As I’ve alluded, science, and therefore the SFN meeting where much science is unveiled, is a cycle of confusion and clarification. Currently, confusion may be prevailing in the adult hippocampal neurogenesis field since new neurons have been implicated in everything mammals do – spatial and nonspatial memory, anxiety, depression, addiction, social behavior, stress regulation, blinking etc. This should not be entirely surprising since the hippocampus itself, where these young neurons reside, has many different functions. But how can we reconcile these seemingly disparate functions?

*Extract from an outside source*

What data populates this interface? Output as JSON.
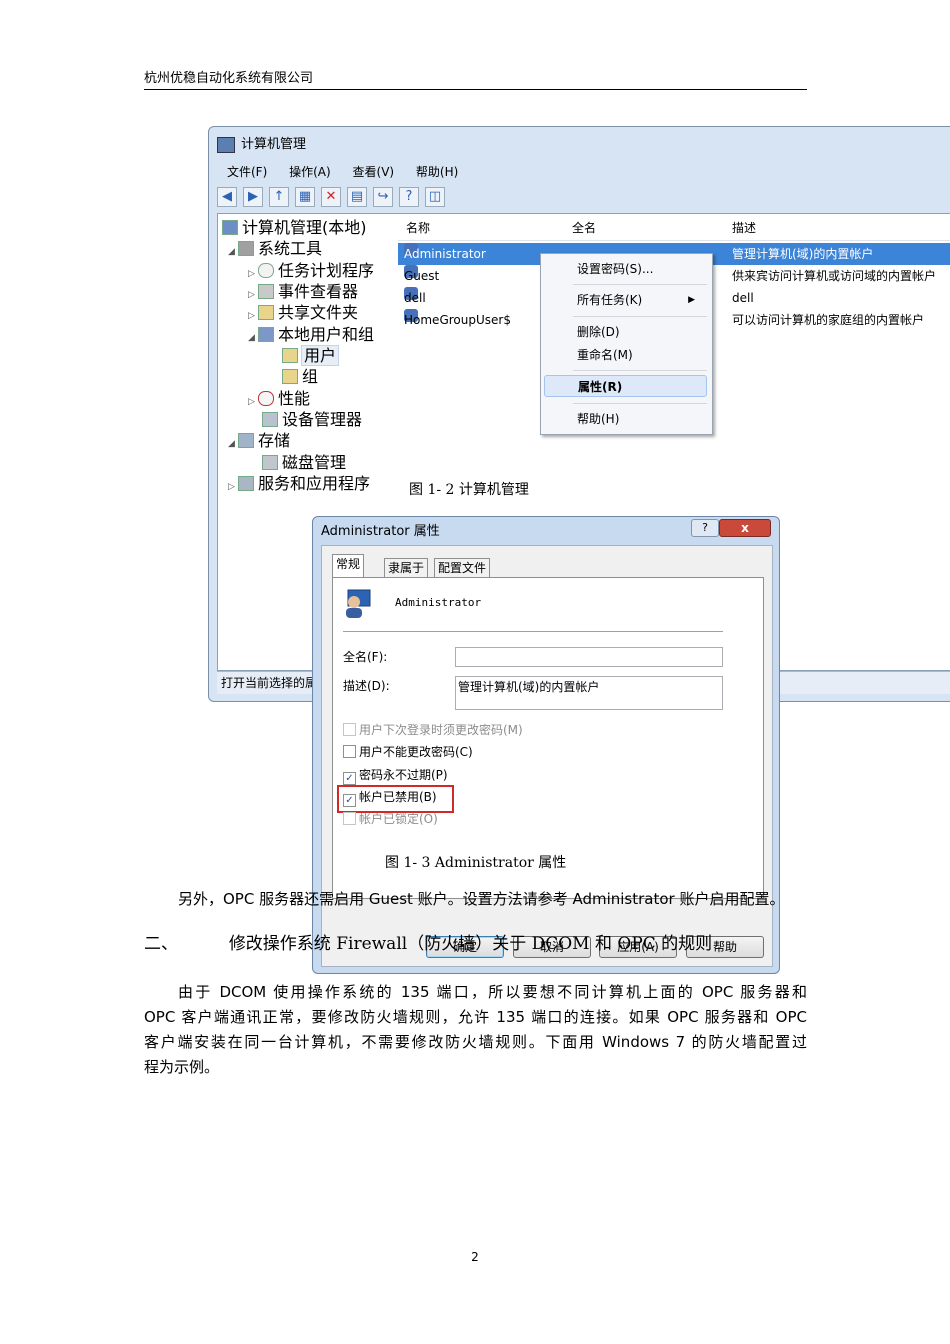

Every time I get worked up about all these neurogenesis findings I think about two words that return me to a state of inner peace, calmness, and….mental turmoil that all of my experiments will have to be performed twice: Septal and Temporal. Neurogenesis aside, the septal and temporal ends of the hippocampus are connected to different brain structures that cause the septal hippocampus to be more involved in spatial processing/cognition and the temporal hippocampus to be more involved in regulating stress and emotion. Which has the potential to explain everything.

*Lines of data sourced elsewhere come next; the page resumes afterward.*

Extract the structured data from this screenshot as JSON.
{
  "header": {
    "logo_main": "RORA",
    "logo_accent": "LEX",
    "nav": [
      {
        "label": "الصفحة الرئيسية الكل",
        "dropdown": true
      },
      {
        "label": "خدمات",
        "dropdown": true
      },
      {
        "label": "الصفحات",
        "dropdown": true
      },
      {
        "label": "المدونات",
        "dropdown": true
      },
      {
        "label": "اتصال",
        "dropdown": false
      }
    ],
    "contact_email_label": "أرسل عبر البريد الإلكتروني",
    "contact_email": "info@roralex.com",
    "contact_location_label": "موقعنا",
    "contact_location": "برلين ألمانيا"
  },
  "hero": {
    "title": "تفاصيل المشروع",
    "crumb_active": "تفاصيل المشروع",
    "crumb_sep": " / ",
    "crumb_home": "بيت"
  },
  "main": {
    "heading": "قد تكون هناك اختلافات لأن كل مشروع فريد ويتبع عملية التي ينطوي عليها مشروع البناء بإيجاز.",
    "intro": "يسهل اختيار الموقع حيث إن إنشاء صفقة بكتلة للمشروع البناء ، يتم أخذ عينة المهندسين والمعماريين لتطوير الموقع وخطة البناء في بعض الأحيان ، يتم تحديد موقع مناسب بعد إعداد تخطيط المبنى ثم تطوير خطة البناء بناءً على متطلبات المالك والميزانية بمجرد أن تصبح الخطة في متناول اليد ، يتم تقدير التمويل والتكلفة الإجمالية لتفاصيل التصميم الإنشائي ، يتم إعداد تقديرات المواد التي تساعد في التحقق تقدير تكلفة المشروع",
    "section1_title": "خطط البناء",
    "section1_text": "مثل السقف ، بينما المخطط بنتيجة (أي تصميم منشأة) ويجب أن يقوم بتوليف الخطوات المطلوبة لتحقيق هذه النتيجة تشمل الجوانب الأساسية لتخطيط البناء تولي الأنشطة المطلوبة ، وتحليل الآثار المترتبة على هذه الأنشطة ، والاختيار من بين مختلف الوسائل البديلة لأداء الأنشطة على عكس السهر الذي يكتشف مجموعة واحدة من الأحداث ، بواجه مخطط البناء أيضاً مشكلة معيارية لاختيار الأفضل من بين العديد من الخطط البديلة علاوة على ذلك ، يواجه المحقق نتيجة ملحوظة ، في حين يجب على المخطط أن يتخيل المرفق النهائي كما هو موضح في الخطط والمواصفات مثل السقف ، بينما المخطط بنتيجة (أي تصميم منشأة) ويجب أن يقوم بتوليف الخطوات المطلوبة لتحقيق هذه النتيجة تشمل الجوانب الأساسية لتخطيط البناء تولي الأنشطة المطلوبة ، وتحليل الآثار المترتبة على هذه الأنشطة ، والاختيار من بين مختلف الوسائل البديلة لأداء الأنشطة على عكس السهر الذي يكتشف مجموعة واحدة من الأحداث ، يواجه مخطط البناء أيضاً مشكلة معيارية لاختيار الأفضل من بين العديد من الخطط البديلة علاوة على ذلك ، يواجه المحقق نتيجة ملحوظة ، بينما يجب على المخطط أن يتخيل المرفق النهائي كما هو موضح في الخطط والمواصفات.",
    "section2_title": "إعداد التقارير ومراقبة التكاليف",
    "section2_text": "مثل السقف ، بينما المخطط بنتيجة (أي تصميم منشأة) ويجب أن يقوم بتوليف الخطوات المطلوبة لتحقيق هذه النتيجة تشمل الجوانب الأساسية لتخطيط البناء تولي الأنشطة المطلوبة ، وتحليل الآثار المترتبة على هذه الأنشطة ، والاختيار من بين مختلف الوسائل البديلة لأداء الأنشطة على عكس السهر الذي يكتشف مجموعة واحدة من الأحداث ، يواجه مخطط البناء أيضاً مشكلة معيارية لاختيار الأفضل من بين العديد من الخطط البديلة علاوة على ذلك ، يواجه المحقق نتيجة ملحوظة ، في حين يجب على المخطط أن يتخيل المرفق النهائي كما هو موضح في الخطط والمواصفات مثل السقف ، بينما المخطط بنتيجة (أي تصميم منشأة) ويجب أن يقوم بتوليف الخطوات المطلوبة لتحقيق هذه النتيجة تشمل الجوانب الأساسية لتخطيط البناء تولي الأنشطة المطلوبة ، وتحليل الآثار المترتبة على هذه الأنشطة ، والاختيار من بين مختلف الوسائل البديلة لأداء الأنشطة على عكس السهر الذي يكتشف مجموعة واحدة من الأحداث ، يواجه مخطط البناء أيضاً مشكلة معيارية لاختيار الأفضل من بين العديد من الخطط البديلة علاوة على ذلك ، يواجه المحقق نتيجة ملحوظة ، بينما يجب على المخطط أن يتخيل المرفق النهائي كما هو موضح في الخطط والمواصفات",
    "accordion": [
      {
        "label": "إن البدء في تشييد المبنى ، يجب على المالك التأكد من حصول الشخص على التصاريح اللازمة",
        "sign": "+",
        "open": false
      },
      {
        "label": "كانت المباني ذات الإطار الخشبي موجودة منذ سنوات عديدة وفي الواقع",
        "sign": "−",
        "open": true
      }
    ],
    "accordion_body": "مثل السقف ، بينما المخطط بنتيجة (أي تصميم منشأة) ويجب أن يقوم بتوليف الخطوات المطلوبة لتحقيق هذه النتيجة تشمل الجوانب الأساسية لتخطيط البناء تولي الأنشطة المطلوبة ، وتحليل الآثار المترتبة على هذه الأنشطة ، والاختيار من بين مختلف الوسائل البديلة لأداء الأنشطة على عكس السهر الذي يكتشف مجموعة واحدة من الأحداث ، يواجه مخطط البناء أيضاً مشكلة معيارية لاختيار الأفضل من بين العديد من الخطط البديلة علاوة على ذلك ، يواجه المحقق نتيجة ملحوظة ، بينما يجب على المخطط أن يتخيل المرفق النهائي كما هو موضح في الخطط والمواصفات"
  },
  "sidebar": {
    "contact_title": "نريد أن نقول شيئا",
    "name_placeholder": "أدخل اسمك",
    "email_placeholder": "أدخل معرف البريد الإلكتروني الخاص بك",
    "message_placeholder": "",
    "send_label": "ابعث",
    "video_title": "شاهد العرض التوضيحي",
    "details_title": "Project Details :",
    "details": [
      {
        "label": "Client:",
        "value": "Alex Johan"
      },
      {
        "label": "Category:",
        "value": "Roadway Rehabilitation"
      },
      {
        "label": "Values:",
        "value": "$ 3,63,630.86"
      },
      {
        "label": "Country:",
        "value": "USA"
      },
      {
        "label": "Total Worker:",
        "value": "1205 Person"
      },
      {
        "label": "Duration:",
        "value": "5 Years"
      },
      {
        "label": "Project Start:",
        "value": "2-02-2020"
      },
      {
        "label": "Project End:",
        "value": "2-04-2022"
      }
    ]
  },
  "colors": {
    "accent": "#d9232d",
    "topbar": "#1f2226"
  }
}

Two posters today did a great job of analyzing neurogenesis in these different parts of the hippocampus and relating these findings to function. First, Tanti et al. showed that while a chronic stress model of depression reduced neurogenesis along the entire septotemporal axis, the antidepressant fluoxetine (aka Prozac) rescues this deficit specifically in the temporal hippocampus. In contrast, environmental enrichment, which may be viewed as more of a spatial and cognitive stimulus, selectively (and massively!) increased neurogenesis in the septal hippocampus with no effect in the temporal hippocampus. A nice dissociation where different classes of stimuli (drugs that regulate emotion vs. knowledge about objects and environments) regulate plasticity in different parts of the hippocampus.

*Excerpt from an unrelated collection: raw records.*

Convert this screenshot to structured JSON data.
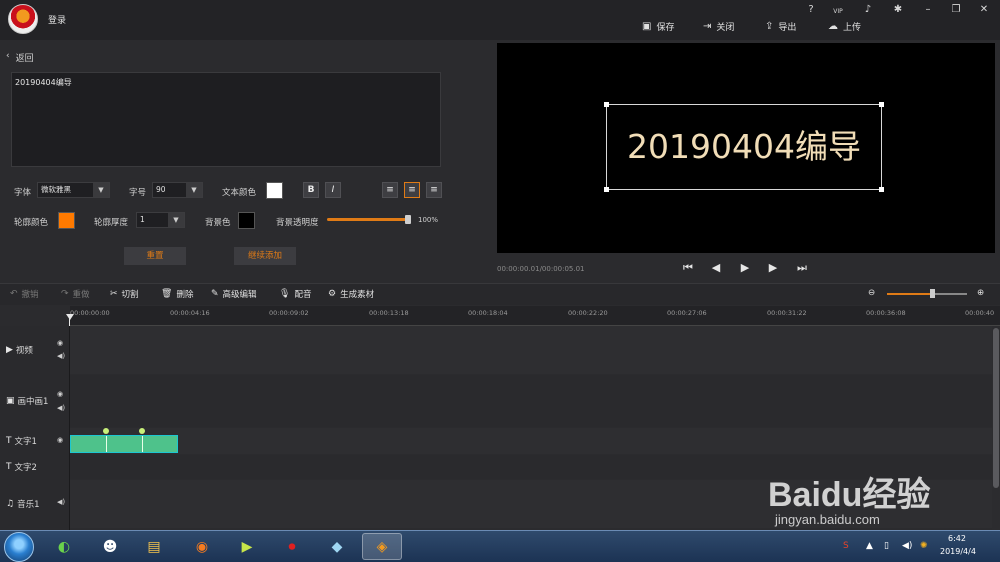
{
  "topbar": {
    "login": "登录",
    "help": "?",
    "vip": "VIP",
    "actions": {
      "save": "保存",
      "close": "关闭",
      "export": "导出",
      "upload": "上传"
    }
  },
  "editor": {
    "back": "返回",
    "text": "20190404编导",
    "font_label": "字体",
    "font_value": "微软雅黑",
    "size_label": "字号",
    "size_value": "90",
    "text_color_label": "文本颜色",
    "text_color": "#ffffff",
    "bold": "B",
    "italic": "I",
    "outline_color_label": "轮廓颜色",
    "outline_color": "#ff7a00",
    "outline_width_label": "轮廓厚度",
    "outline_width_value": "1",
    "bg_color_label": "背景色",
    "bg_color": "#000000",
    "bg_opacity_label": "背景透明度",
    "bg_opacity_value": "100%",
    "bg_opacity_fraction": 1.0,
    "reset": "重置",
    "continue_add": "继续添加"
  },
  "preview": {
    "text": "20190404编导",
    "time": "00:00:00.01/00:00:05.01"
  },
  "toolbar": {
    "undo": "撤销",
    "redo": "重做",
    "cut": "切割",
    "delete": "删除",
    "advanced_edit": "高级编辑",
    "dub": "配音",
    "generate": "生成素材"
  },
  "ruler": {
    "ticks": [
      "00:00:00:00",
      "00:00:04:16",
      "00:00:09:02",
      "00:00:13:18",
      "00:00:18:04",
      "00:00:22:20",
      "00:00:27:06",
      "00:00:31:22",
      "00:00:36:08",
      "00:00:40"
    ]
  },
  "tracks": {
    "video": "视频",
    "pip": "画中画1",
    "text1": "文字1",
    "text2": "文字2",
    "music": "音乐1"
  },
  "taskbar": {
    "time": "6:42",
    "date": "2019/4/4"
  },
  "watermark": {
    "text": "Baidu经验",
    "url": "jingyan.baidu.com"
  },
  "colors": {
    "accent": "#e07b16",
    "clip": "#4ec28b"
  }
}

This was complemented by a thorough study by Lehman et al., who recently showed that new neurons aid in the recovery from psychosocial stress, they asked whether “depressed” mice that suffered social defeat showed regional differences in neurogenesis. The prediction would be that neurogenesis should be specifically reduced in the temporal hippocampus, since this is the region that regulates the stress and emotional responses. They too were curious about the effects of environmental enrichment, since they’ve previously found that enrichment can rescue mice from a depressed state, but only if neurogenesis was present. The story sounds complicated when I tell you that they did all these experiments in normal mice and mice that had their adrenal glands removed, and had low levels if stress hormones (glucocorticoids). But a surprisingly clear picture emerged:
Social defeat (getting beaten up by a big bully mouse and then having to constantly live next to him) increased glucocorticoids and led to anxiety/depressive behaviors. Furthermore, social defeat specifically reduced neurogenesis in the temporal (i.e. “emotional”) hippocampus. The culprit was glucocorticoids – by removing glucocorticoids both the “depression” and neurogenesis impairments could be reversed. In a complementary experiment, they found that environmental enrichment is also a stressor, but a good stressor. Environmental enrichment increased glucocorticoids yet its other effects were beneficial – the mice were less anxious, less depressed, and they had increased neurogenesis. And just as with social defeat, the effects of environmental enrichment were also dependent on glucocorticoids: when glucocorticoids were removed, environmental enrichment did not reduce anxiety/depression and it did not increase neurogenesis.
The take home message is that stress hormones have bad effects on behavior and neurogenesis in the context of social stress, but they have good effects on behavior and neurogenesis in the context of environmental enrichment. And while we don’t yet know if septal neurogenesis is more important for spatial/cognitive behaviors and temporal hippocampus for emotional regulation, both of these posters did a great job of convincing me that this is a direction we need to pursue if we are to understand the many functions of new neurons. They also made it clear that there are complex interactions between stress, neurogenesis and behavior. To the point that I can live (for a little bit) with not knowing exactly how these neurons are working, but knowing that these diverse functions are clearly possible.